Session I - Hip Fractures


Friday, September 27, 1996 Session I, 8:50 a.m.

Weightbearing after Hip Fracture: A Prospective Computerized Gait Analysis Comparing the Effects of Surgical Treatment

Kenneth J. Koval, MD, Debbie Sala, MS, PT, Fred J. Kummer, PhD , Joseph D. Zuckerman, MD

Hospital for Joint Diseases, New York, NY

Introduction: The optimal weightbearing status after hip fracture surgery remains controversial. Restricted weightbearing can delay the elderly hip fracture patient's functional recovery and return to independent living, yet some surgeons hesitate to allow immediate unrestricted weightbearing. It has been the practice at our hospital to allow all hip fracture patients to bear weight as tolerated after surgery; we believe that patients will voluntarily limit weightbearing based upon the degree of their discomfort and /or apprehension. The purpose of this study was to quantify weightbearing in the early postoperative period by studying hip fracture patients who were allowed to weight-bear as tolerated and to examine the relationship between weightbearing and treatment technique.

Methods: All surgically treated hip fracture patients admitted to our hospital were considered for inclusion in this IRB-approved study. Exclusion criteria included dementia, nonambulatory status, and history of contralateral hip fracture or ipsilateral lower extremity fracture precluding unrestricted weightbearing. All patients followed a similar postoperative protocol, consisting of patient mobilization out of bed post-op day 1 and full unrestricted weightbearing using assistive devices as needed. Computerized gait analysis was made at 1, 2, 3, 6, and 12 weeks postoperatively using the F-Scan System (Tekscan, Boston, MA), which uses a 900-element-array flat transducer inserted in the patient's footwear to measure plantar vertical loads. From the gait recording, five representative steps per (patient) foot were used to calculate average load, maximum load, and time per step and to determine the type of gait (e.g., heel-to-toe, flat) for the operative and contralateral sides. Statistical analysis was performed by analysis of variance, with p <.05 considered significant.

Results: Sixty patients were enrolled in the study; average patient age was 77 years. The fracture types and treatment categories were:

Nondisplaced FN-ORIF (7) Displaced EN-ORIF (10)

Displaced FN-HA (18) Stable IT-ORIF (15)

Unstable IT-ORIF (10)

Stable FN and stable IT fractures treated with ORIF and those who had a prosthetic replacement had similar weightbearing loads (65% of the contralateral side at 1 week, increasing to 95% at 12 weeks). Displaced FN fractures treated with ORIF and unstable IT fractures demonstrated the least weightbearing (40% at 1 week, 78% at 12 weeks). This difference between these two groups was statistically significant. The average loads for all groups increased as a function of time (60% at 1 week, 87% at 12 weeks). Maximum loads showed similar behavior. There was no identifiable relationship between the amount of weightbearing and type of gait. Weightbearing was inversely correlated with total gait cycle time, although the time spent on both sides was similar in all cases. One patient experienced loss of fixation; this patient demonstrated decreasing weightbearing in the two measurement periods prior to failure.
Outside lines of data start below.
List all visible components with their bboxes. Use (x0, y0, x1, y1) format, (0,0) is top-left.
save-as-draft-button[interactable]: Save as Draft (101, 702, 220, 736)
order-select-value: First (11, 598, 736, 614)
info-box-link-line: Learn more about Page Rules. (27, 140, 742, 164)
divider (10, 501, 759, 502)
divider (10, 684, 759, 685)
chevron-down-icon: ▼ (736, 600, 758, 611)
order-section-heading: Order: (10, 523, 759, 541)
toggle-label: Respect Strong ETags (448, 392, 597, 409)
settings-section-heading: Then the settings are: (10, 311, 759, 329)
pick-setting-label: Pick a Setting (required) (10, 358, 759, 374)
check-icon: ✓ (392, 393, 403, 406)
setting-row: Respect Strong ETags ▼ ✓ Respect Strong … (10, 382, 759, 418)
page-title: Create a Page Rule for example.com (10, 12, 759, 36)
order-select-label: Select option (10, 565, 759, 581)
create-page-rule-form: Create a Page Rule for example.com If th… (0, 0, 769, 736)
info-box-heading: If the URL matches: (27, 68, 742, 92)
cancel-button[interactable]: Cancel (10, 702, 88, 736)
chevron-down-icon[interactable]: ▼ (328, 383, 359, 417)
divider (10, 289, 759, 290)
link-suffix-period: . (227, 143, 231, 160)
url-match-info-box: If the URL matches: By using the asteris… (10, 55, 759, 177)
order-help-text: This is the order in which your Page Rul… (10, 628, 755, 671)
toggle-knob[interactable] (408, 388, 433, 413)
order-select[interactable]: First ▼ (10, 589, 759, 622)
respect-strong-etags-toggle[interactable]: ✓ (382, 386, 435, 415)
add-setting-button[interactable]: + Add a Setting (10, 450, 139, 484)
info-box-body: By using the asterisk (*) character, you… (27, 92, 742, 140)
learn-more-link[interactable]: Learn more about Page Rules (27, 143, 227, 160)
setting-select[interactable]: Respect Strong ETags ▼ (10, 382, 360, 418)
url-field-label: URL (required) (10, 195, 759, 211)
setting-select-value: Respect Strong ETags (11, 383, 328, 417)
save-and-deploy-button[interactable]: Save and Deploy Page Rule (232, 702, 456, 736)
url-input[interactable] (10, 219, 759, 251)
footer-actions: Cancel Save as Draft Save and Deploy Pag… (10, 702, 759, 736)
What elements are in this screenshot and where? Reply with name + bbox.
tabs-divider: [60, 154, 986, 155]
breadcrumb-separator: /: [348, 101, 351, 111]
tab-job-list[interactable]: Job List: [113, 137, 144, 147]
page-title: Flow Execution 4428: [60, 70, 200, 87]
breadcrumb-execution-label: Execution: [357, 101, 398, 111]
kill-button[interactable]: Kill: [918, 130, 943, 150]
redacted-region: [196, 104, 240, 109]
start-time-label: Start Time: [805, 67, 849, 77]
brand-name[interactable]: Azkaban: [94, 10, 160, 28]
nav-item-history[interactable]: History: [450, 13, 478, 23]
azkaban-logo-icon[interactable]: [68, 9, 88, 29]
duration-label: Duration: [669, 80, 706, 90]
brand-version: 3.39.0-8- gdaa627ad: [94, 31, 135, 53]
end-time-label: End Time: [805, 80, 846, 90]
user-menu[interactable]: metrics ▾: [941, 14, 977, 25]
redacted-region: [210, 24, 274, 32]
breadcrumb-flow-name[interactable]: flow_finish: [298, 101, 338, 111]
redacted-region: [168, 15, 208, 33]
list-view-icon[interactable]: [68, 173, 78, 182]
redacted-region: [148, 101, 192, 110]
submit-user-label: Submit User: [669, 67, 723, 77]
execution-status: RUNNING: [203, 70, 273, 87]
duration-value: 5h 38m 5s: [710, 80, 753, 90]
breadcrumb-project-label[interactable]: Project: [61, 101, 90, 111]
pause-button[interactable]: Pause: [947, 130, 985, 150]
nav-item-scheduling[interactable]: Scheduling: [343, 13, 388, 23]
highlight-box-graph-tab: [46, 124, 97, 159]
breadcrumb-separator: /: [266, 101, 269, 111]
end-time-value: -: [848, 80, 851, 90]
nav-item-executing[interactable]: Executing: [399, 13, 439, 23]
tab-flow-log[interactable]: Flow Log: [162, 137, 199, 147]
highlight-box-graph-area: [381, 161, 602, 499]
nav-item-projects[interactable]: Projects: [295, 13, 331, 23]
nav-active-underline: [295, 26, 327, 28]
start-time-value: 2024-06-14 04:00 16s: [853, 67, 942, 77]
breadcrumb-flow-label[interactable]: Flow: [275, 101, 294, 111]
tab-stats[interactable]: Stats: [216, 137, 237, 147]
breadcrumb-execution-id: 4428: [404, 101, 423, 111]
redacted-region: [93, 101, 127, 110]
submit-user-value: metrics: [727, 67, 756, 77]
Discussion: This study supports the use of unrestricted weightbearing after hip fracture surgery. Patients with displaced femoral neck and unstable intertrochanteric fractures placed partial weight on the injured extremity in the early postoperative period despite instructions to weightbear as tolerated. As expected, patients with nondisplaced femoral neck and stable intertrochanteric fractures and those who had a prosthetic replacement bore more weight on the injured extremity than those with unstable fracture patterns. In all patients who had uneventful healing, the amount of weight placed on the injured extremity increased over time.

Conclusion: Hip fracture patients place partial weight on the injured extremity in the early postoperative period when allowed weightbearing as tolerated ambulation. These patients can be allowed unrestricted weightbearing after hip fracture surgery. In this series of patients, this approach did not appear to result in an increased rate of either fixation failure or healing complications.